Among the Center’s diverse programs, the Embryo Project is a collaboration with the MBL. The Embryo Project (www.embryo.asu.edu) serves as a resource for teaching, research, and outreach on the history of embryology, developmental biology, and reproductive medicine. The online reviewed publication, supported with graduate student collaborators, received over 3 million page views a year from a very diverse international audience.
In addition, through her separate affiliation with MBL’s History Project, Dr. Maienschein is collaborating with a cell biologist/historian, artist/historian, and library director to present Seeing Cells, a digital exhibit on the history of cell observation, imaging, and engineering.
Herstory at AWIS
Dr. Maienschein became an AWIS member in 1999, was named an AWIS Fellow in 2004, and served as an AWIS board member from 2006 through 2008. She is proud to have seen the organization and the status of women in science grow. She remembers her first board meeting, when some members were brought to tears as they described the gender discrimination and harassment they had faced. Although she acknowledges that many obstacles remain in achieving gender equity in STEM, she is heartened by the fact that much has improved for women since her first year at MIT, when the man-to-woman ratio was 18 to 1.
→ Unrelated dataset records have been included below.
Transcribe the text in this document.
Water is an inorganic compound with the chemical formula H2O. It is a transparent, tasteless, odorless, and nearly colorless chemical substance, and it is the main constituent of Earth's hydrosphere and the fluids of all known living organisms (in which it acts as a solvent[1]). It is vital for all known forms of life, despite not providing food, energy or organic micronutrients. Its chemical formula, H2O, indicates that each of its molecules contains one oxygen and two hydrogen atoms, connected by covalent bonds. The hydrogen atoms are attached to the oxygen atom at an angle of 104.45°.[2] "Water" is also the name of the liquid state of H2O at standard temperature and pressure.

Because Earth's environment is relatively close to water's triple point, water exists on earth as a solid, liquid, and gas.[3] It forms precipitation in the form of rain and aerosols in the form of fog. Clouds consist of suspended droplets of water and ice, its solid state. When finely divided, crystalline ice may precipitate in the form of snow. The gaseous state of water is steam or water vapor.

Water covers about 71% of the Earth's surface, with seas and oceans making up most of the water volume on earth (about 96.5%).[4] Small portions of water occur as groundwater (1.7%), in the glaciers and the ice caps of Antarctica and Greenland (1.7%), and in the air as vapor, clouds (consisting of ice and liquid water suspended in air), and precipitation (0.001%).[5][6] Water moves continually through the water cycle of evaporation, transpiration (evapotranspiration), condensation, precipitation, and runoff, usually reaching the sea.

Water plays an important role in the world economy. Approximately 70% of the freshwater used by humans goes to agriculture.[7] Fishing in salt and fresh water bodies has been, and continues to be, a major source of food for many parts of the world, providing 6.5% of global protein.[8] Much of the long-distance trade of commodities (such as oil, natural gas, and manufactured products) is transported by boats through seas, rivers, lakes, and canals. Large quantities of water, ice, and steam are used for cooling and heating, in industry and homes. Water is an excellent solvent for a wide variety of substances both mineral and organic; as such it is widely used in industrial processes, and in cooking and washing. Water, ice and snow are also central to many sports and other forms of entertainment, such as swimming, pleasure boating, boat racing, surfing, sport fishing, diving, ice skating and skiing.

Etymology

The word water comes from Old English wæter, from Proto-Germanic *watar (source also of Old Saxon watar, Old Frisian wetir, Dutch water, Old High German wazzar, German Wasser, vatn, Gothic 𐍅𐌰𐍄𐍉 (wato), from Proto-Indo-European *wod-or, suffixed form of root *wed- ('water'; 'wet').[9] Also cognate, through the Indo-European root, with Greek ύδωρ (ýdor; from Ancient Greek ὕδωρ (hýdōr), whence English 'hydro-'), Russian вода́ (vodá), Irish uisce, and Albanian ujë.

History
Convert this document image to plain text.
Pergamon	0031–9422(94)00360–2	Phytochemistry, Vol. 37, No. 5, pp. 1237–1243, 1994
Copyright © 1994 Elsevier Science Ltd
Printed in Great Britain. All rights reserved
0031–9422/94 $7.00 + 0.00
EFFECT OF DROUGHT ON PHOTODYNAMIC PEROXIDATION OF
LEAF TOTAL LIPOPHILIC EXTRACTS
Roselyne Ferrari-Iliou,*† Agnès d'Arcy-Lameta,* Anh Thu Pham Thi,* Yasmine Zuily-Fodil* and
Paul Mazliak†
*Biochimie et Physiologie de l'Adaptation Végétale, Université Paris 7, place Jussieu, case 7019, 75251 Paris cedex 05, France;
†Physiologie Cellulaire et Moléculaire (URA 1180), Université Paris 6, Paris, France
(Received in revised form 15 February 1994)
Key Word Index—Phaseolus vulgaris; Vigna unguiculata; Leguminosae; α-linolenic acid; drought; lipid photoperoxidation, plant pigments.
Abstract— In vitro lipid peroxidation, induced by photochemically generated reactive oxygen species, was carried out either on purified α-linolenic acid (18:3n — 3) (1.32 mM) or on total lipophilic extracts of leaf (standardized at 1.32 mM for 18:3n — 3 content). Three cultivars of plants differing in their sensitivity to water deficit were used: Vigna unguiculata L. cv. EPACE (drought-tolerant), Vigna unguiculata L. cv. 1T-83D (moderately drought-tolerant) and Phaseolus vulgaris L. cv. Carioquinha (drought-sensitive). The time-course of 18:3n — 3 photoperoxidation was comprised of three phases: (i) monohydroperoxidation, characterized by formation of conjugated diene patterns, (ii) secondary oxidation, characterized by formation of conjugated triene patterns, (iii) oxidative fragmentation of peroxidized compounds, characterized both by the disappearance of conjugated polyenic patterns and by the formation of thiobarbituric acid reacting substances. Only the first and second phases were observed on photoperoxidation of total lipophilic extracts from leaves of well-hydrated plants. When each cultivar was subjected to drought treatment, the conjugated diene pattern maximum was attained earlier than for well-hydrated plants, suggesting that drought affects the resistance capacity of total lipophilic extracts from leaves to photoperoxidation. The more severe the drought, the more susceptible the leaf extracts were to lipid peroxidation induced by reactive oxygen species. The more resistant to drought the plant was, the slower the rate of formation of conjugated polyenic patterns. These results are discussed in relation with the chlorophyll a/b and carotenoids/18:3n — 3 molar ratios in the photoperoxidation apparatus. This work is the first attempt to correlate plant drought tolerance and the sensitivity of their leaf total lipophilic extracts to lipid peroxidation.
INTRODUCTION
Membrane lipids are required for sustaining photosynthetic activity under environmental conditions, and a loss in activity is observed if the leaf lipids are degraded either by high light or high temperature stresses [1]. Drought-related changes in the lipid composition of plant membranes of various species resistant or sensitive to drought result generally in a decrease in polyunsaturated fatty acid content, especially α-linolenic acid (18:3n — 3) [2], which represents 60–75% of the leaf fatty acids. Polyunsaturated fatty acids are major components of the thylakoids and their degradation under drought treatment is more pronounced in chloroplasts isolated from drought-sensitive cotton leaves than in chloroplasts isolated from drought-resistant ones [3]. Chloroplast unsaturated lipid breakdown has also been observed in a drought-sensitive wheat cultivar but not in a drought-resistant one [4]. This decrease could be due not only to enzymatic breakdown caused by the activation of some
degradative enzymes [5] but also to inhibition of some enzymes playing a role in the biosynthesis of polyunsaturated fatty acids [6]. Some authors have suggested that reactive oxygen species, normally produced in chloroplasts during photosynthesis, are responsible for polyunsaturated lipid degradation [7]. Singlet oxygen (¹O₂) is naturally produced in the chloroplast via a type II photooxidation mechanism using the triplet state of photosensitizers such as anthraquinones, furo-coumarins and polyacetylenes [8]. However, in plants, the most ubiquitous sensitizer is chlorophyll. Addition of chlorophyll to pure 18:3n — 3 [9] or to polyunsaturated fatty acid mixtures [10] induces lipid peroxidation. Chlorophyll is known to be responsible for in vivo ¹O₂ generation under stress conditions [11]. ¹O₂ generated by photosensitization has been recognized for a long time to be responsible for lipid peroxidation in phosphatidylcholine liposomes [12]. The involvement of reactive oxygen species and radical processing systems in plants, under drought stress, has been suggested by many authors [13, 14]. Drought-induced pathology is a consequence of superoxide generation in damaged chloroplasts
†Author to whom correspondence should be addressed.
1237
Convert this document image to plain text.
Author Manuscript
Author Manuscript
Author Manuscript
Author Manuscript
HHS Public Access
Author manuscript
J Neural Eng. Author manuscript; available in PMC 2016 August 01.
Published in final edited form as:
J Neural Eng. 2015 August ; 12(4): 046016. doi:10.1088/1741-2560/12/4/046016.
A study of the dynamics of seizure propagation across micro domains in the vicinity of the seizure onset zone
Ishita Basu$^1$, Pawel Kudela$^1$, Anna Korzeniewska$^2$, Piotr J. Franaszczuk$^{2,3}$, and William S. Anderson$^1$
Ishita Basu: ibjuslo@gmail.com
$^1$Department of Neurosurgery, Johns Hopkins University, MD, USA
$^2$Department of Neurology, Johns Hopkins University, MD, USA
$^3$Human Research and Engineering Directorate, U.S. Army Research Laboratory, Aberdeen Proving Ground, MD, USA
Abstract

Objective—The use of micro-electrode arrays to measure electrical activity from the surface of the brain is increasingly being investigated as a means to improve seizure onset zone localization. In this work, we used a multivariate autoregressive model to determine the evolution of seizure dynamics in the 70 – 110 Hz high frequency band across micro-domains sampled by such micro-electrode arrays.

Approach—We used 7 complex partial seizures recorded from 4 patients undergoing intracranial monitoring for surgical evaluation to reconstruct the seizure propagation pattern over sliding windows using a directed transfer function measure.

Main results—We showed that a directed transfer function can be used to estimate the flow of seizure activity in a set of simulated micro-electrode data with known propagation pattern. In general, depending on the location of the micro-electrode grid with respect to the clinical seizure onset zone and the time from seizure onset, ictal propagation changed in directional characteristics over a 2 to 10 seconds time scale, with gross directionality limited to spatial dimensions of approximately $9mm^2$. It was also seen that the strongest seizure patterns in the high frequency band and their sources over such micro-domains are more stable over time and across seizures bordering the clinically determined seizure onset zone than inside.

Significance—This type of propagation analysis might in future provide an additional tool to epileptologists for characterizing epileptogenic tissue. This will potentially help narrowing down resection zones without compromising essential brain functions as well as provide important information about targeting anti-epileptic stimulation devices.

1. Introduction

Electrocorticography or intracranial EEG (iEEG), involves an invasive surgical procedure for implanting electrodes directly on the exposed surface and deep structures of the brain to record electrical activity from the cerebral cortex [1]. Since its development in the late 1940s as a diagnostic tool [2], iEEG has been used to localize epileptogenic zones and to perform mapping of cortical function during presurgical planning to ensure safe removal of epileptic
What unites Dr. Maienschein’s various endeavors is her commitment to increasing our understanding of science and its value to society, while acknowledging the challenges to do things right. She works to achieve this goal primarily through policy studies, as well as through science communication, shedding light on socially controversial issues related to her expertise in developmental biology. Her work routinely tackles hot-button topics, such as evolution, cloning, stem cell research, and more recently what is meant by “fetal remains.”
As she engages her diverse students, she does not advocate for a particular path for them but instead builds support systems to help them carve out their own paths to achievement as they pass through or continue working in HPS programs. She proudly describes the various achievements of her students, who include such diverse roles as: two Rhodes Scholars, many physicians, policy makers, computer programmers, a blood bank technician, and a physical therapist.
Patricia Soochan is a program officer and member of the multidisciplinary team at Howard Hughes Medical Institute (HHMI), with primary responsibility for the development and execution of the Inclusive Excellence (IE1&2) initiative. Previously she had lead responsibility for science education grants provided primarily to undergraduate institutions, a precursor of IE. She has served as a councilor for the Council on Undergraduate Research and is a contributing writer for AWIS Magazine and The Nucleus. Prior to joining HHMI, she was a science assistant at the National Science Foundation, a science writer for a consultant to the National Cancer Institute, and a research and development scientist at Life Technologies. She received her BS and MS degrees in biology from George Washington University.
Editor’s Note: The contents of this article are not affiliated with HHMI.